Tuesday, January 19, 2016

Tides, Tracks and Stars, The Movement of Silk, Salt, Spices & Soul

Full riffs of Pirates of the Caribbean theme music ripple my mind as I silver my way home through the glaze of the snow-scape. Enamored, I’ve always been, with the call of distant seaports and exotic lands—tides, tracks and stars calling to me: the movement of salt, silk, spices & soul. This extends to the pirate mythos and mystique that has evolved out of our maritime history on this blue planet. 

During a brief opportunity to chat with a friend at work the other day as we were arriving and departing our work-shifts, we were discussing the first of Johnny Depp’s Pirates of the Caribbean movie series: The Curse of the Black Pearl, and his Captain Jack Sparrow character. I observed to my friend of Keira Knightley, sword in action, on the set—and my interest in taking fencing lessons at some nebulous point in my future. 

To my amazement, my friend stated that she didn’t see me doing that at all!—which echoed my bafflement of another time, in the past, when a friend I had known for years, in observing me, commented ‘That’s so sweet of you.’ ? Kind, perhaps--but I wasn't feeling at all sweet; my actions had come from integrity, but there wasn't much compassion at that moment. Amazed, then, and now, I ‘stopped dead’ in my inner tracks: Really? You don’t see me doing fencing at all? I was astonished—and disappointed to have her say that, inordinately so! And, I still think she’s a good friend.

Both times, mutually supportive and encouraging of our shared creative energies, our parallel spiritual views—my buccaneer qualities were invisible to them. In the recent event? On-the-spot analysis chocks it up to the environment in which we had come to know each other: she’s never had the opportunity to see the Jack Sparrow side of me. And, the first circumstance—now years ago? Ehhh—she’d seen my Jack Sparrow in action, but it didn’t really fit into her view of me, so it got dismissed--ignored. We’re still friends.

The swashbuckler part of me is an integral part of my being, a constant thread in the fabric of my nature, from a very young girl, onward: I still love to wrestle, climb trees, and, within moderation, to “fight:” I love a good tussle, whether it be rolling on the ground or a session of mental fencing. This dip of sadness at this invisibility of my pirate self? The Pirate in me wants to be seen and heard. Perhaps that is a part of what the ‘piracy’ is about: this wild-hare part of me is often unrecognized, and it’s staking it’s claim in the world, operating outside bounds to meet its needs—and a little sassy about it. 

Her “I can’t see you doing that at all,” set me ‘back on my haunches.’ In its absence, I had clarity that I wanted this definition of me included in her perception of me: The definition of the word, Definition, is: meaning, characterization, designation. Does designation equal destination? Am I the ‘Captain of my ship? The “ship” of my life is my definition of myself—and the interpretation of the people, relationships and events is my life rudder, by which I navigate my world. I’ve been being entertained for the last couple of days by my all-over-the-map reaction to this. I felt like a very core part of me, apparently, had fallen of the map!

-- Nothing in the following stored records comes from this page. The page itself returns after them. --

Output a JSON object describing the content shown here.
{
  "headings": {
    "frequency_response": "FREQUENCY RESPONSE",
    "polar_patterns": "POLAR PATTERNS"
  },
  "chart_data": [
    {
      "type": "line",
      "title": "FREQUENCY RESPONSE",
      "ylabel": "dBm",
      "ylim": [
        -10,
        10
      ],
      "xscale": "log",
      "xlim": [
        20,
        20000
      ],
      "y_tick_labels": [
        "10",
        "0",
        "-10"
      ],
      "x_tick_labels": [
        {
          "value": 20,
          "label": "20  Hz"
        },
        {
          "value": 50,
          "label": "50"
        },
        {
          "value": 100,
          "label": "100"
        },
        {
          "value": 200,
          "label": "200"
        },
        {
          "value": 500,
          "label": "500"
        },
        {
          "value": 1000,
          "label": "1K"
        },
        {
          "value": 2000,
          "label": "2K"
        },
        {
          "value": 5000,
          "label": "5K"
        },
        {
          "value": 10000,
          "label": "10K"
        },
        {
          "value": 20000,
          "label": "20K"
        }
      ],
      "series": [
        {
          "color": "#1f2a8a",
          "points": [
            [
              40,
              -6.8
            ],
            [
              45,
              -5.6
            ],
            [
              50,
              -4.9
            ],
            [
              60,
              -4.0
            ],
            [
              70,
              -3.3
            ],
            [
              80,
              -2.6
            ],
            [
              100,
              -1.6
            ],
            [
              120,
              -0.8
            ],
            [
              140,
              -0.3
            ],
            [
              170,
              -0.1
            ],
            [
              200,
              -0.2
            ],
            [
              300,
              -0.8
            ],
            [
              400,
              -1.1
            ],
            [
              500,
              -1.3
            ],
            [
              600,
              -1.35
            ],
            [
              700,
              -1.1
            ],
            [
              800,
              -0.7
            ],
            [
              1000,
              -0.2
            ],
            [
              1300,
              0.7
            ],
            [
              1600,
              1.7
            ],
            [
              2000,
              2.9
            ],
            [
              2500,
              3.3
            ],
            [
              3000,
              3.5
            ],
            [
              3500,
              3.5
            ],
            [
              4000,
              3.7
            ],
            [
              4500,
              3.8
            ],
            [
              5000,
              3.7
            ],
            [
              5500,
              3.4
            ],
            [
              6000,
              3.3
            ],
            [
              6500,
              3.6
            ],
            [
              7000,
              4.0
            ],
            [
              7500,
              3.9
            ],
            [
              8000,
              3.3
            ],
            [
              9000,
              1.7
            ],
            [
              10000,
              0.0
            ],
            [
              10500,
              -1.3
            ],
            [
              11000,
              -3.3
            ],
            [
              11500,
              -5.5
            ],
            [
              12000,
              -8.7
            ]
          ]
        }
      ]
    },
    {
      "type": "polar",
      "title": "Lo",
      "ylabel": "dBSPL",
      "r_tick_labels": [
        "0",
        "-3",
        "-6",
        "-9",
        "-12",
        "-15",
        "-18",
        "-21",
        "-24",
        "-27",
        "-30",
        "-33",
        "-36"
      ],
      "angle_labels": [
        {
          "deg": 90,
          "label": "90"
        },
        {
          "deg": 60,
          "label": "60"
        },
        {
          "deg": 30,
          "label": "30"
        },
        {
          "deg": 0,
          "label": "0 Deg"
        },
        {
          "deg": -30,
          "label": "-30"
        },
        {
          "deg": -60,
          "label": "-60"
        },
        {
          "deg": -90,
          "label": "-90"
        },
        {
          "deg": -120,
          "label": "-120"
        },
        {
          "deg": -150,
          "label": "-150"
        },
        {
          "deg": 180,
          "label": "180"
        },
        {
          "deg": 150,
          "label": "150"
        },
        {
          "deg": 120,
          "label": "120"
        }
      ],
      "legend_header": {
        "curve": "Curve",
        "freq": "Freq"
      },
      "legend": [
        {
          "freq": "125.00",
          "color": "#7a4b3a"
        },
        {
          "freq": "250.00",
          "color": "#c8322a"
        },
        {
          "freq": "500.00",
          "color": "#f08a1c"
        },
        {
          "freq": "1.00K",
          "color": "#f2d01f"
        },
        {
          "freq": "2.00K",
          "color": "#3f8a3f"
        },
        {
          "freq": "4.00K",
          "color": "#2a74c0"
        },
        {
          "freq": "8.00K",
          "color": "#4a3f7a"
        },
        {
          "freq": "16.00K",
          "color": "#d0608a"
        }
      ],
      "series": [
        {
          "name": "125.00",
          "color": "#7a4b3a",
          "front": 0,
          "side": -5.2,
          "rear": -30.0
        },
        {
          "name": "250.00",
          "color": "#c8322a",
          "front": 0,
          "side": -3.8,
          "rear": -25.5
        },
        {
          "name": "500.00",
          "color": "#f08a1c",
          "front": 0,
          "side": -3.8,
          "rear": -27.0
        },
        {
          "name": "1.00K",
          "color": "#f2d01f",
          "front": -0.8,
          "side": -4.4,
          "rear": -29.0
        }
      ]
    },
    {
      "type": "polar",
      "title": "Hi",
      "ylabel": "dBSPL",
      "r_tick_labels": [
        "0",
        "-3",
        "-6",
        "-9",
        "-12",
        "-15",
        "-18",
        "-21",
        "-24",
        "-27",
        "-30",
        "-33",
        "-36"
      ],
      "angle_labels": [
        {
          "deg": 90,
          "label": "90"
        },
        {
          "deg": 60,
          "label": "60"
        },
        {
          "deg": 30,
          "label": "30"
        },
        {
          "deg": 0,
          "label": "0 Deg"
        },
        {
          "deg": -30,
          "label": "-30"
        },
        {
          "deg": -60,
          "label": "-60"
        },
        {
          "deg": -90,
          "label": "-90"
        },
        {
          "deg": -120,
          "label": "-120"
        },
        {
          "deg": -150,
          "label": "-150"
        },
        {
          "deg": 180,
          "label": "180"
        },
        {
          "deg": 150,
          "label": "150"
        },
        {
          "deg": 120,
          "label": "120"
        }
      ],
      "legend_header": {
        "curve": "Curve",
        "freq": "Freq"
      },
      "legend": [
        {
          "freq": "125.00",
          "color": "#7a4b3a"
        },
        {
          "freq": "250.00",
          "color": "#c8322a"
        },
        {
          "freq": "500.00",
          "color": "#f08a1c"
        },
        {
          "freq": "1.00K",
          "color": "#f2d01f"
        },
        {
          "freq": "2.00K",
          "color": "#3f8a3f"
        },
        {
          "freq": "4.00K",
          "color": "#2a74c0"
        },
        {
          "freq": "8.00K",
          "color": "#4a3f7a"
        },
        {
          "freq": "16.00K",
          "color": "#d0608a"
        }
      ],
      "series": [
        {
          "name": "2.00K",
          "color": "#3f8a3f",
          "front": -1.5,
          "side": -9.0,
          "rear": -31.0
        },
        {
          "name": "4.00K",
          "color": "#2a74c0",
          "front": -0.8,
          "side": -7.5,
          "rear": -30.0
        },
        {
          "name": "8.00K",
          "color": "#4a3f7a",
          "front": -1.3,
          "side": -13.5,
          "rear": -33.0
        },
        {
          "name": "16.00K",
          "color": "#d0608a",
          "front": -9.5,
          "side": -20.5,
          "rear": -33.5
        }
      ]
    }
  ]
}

It fired off a ‘cannon shot’ in my consciousness about definitions and interpretations. I felt like I was ‘in-the-brig’ of an externally imposed non-definition, not by how she saw me, but by what she didn’t see. It bordered on funny to observe myself in this; but not quite. While many of my self-definitions have been nothing, if not fickle, this pirate thing has been a continuous thread in my psyche.

My age 4, I used to carry around a geography book, like a doll. It showed our globe, seas, distant lands and ports—of which I YEARNED. I’ve been getting a nudge to write a book about the spice trade and the movement of soul—how trade routes not only brought exotic tastes and textures to our palettes, but the immigration, integration and imagination of new cultures and spiritual insights, as well. 

To date, my book is only a giant file of nautical terms, a stack of spice & herb books, a collection of food history notes, some map tracings—and an assortment of Putumayo cultural music CD’s. I hadn’t been providing much wind for “Jack’s” sails until I started this blog December 1st. The delay on the book is a set of sagging sails, slack from the lack of soul-wind, of recent months: It wants written. My pirate needs an adventure. More important than my friends recognizing my saucy swashbuckler is that I do.